O Ministério da Defesa da Rússia anunciou a abertura de novos corredores humanitários na Ucrânia a partir das 10 horas de Moscovo (7h em Lisboa) desta segunda-feira, para permitir a fuga em segurança de centenas de milhares de ucranianos que se encontram em cidades destruídas ou sitiadas pelas tropas russas. A proposta define, no entanto, os territórios russo e bielorrusso como principais destinos dos refugiados, causando indignação ao Governo ucraniano.

Segundo a agência noticiosa russa Interfax, o anúncio do Kremlin é uma concessão aos pedidos do Presidente francês, Emmanuel Macron, depois de as evacuações do fim-de-semana – particularmente em Mariupol, onde a situação humanitária é dramática – terem resultado num rotundo fracasso, com russos e ucranianos a acusarem-se mutuamente de desrespeito pelo cessar-fogo parcial.
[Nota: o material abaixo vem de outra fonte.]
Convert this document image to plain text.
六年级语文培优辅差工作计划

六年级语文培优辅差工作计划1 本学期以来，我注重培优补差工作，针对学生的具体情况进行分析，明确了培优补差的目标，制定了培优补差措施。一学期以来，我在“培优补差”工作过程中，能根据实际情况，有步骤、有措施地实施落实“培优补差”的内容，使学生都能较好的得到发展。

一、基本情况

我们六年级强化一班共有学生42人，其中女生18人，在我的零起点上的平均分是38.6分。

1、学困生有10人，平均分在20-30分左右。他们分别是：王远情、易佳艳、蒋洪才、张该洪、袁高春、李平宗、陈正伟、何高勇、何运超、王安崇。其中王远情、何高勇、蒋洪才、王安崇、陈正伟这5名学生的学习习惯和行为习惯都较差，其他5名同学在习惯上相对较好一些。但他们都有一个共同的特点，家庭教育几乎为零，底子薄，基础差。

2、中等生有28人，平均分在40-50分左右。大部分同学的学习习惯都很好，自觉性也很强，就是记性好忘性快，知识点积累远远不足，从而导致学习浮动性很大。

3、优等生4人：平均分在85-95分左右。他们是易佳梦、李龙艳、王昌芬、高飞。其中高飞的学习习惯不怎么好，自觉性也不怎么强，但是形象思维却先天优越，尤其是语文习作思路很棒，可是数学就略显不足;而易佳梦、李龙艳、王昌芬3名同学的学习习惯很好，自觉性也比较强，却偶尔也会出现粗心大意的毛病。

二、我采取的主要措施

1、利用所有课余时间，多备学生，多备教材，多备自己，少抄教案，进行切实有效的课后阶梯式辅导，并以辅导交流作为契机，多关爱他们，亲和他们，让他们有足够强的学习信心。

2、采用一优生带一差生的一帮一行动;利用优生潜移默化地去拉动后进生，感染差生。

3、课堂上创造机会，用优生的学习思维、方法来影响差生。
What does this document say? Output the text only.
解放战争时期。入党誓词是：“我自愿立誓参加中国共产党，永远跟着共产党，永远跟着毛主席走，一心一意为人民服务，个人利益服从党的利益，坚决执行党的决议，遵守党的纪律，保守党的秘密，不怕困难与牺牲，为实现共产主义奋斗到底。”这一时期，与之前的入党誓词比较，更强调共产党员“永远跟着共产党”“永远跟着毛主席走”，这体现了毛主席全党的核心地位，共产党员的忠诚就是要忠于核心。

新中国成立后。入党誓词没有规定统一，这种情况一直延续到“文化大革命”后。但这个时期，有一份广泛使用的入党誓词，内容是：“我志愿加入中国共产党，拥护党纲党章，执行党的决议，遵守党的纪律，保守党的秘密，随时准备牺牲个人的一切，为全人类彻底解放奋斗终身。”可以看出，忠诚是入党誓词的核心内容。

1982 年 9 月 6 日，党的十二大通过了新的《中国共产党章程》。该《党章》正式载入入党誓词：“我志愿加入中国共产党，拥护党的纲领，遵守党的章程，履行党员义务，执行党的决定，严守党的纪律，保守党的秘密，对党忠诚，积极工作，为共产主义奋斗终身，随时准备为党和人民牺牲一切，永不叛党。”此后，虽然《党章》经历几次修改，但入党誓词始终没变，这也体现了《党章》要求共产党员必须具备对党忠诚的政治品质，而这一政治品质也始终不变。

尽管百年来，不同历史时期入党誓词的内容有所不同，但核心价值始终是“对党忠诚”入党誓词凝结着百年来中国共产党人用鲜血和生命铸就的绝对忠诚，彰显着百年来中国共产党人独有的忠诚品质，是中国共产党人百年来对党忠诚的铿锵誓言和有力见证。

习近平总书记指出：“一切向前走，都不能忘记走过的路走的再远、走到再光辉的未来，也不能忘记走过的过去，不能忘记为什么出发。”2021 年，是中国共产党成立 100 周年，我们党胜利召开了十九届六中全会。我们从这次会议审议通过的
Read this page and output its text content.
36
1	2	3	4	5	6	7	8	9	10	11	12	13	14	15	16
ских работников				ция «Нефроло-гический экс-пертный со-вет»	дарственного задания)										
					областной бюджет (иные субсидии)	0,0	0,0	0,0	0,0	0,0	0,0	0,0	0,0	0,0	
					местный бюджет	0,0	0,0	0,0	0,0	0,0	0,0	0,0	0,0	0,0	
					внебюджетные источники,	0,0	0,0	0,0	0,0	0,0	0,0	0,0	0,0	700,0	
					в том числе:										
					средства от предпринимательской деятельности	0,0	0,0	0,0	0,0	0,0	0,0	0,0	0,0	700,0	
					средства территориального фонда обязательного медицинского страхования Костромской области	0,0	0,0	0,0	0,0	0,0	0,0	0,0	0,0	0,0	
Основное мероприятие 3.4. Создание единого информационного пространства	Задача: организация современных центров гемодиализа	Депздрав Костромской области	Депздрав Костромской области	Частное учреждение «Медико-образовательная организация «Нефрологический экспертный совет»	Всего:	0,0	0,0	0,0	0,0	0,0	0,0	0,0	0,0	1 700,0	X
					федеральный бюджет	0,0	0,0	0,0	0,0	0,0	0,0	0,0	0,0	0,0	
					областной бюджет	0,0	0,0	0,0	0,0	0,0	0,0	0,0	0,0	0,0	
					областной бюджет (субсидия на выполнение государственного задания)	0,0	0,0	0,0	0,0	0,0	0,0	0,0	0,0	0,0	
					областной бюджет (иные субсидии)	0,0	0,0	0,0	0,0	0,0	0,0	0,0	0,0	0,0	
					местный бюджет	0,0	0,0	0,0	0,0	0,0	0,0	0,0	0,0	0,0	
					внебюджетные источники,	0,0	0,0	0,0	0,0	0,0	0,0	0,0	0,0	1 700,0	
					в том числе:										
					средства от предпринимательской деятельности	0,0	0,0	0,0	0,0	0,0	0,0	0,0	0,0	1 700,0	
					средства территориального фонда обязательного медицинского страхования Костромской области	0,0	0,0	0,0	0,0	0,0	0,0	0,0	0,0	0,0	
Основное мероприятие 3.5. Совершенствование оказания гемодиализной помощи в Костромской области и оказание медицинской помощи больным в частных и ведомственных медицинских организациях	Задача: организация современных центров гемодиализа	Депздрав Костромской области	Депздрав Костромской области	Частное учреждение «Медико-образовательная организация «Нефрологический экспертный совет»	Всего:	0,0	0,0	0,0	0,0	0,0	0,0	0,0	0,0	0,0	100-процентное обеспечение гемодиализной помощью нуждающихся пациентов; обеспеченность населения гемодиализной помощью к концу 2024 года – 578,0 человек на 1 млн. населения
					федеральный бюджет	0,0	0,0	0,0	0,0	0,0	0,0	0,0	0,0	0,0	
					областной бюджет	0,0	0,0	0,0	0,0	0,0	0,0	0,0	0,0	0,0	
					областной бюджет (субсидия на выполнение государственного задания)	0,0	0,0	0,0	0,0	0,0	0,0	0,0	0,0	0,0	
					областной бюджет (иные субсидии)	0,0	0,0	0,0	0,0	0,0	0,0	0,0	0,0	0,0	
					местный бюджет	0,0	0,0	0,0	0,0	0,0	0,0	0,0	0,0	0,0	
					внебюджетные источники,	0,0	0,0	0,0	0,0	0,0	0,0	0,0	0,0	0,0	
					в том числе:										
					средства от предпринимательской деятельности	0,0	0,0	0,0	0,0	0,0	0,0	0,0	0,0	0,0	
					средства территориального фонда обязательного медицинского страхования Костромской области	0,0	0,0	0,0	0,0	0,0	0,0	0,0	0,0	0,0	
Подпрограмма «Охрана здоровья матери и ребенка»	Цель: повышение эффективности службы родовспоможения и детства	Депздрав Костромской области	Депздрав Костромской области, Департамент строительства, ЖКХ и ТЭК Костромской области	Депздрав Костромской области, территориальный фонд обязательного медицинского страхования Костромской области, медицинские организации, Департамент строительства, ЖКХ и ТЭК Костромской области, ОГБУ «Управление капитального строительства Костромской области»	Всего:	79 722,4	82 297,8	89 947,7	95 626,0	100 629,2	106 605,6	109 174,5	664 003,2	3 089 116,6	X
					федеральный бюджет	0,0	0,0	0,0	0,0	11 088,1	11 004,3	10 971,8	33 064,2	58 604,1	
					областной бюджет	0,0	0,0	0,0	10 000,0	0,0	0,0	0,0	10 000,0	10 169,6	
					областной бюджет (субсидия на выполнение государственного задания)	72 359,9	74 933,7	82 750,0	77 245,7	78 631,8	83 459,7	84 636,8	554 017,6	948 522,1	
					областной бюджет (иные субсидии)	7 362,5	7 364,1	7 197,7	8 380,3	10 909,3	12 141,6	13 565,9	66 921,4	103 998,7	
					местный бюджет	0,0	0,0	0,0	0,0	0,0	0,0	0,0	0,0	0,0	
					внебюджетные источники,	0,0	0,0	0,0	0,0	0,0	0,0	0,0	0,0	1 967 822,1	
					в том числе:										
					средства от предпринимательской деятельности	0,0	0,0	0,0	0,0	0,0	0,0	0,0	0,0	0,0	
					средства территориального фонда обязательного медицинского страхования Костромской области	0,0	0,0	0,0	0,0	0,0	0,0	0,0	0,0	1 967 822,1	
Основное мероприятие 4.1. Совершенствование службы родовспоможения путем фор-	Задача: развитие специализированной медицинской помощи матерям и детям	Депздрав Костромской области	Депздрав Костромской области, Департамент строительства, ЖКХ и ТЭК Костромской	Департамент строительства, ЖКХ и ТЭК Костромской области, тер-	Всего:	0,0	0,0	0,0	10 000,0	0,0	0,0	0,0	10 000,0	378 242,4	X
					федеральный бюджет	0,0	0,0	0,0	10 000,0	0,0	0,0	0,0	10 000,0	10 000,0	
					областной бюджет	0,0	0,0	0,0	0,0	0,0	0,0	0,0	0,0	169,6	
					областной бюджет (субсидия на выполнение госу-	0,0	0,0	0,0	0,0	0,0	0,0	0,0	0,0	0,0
Mais de 1,5 milhões de ucranianos abandonaram o país nas últimas duas semanas, a grande maioria em direcção à Polónia, mas também à Roménia, Eslováquia, Hungria e Moldova.

A Reuters cita os mapas divulgados pela agência russa RIA para informar que a proposta da Federação Russa inclui seis corredores e destacar quatro deles: um a sair de Kiev, a Norte, em direcção à Bielorrússia, país aliado da Rússia de Moscovo; outro a sair de Kharkiv, a Nordeste, em direcção ao território russo; e mais dois a saírem de Sumi (Nordeste) e Mariupol (Sudeste), com destino ao país invasor ou a outras cidades ucranianas da linha da frente.

Um porta-voz do Presidente ucraniano, Volodimir Zelensky, disse, no entanto, que a proposta russa é “totalmente imoral”, por limitar os destinos de fuga dos ucranianos.

“Trata-se de cidadãos da Ucrânia, deviam ter o direito de evacuar para o território da Ucrânia”, criticou, citado pela Reuters. “O sofrimento das pessoas está a ser usado para criar uma imagem televisiva desejada”.

O Ministério da Defesa russo garante que os soldados, os veículos blindados e aeronaves russas vão suspender os bombardeamentos para permitir a passagem de civis e diz que toda a operação será supervisionada por drones, para assegurar o respeito da suspensão das hostilidades. Mas o Governo ucraniano desconfia.

Um primeiro acordo para a abertura de passagens seguras tinha sido alcançado na quinta-feira. Sábado estava tudo pronto para avançar com a evacuação, de Mariupol e de Volnovakha. Mas os carros que saíram da cidade portuária tiveram de voltar para trás, face aos bombardeamentos russos.

No domingo, novo anúncio e novo fracasso, com russos e ucranianos a responsabilizarem-se mutuamente. Um membro do Regimento Azov da Guarda Nacional ucraniana (que inclui muitos ex-milicianos do Batalhão Azov, grupo paramilitar de extrema-direita formado em 2014) afirmou que a saída de civis foi impedida pelas forças russas e pró-russas que cercam a cidade e que terão chegado a bombardear os autocarros em fila à espera dos habitantes; um responsável da administração pró-russa de Donetsk devolveu a acusação aos ucranianos.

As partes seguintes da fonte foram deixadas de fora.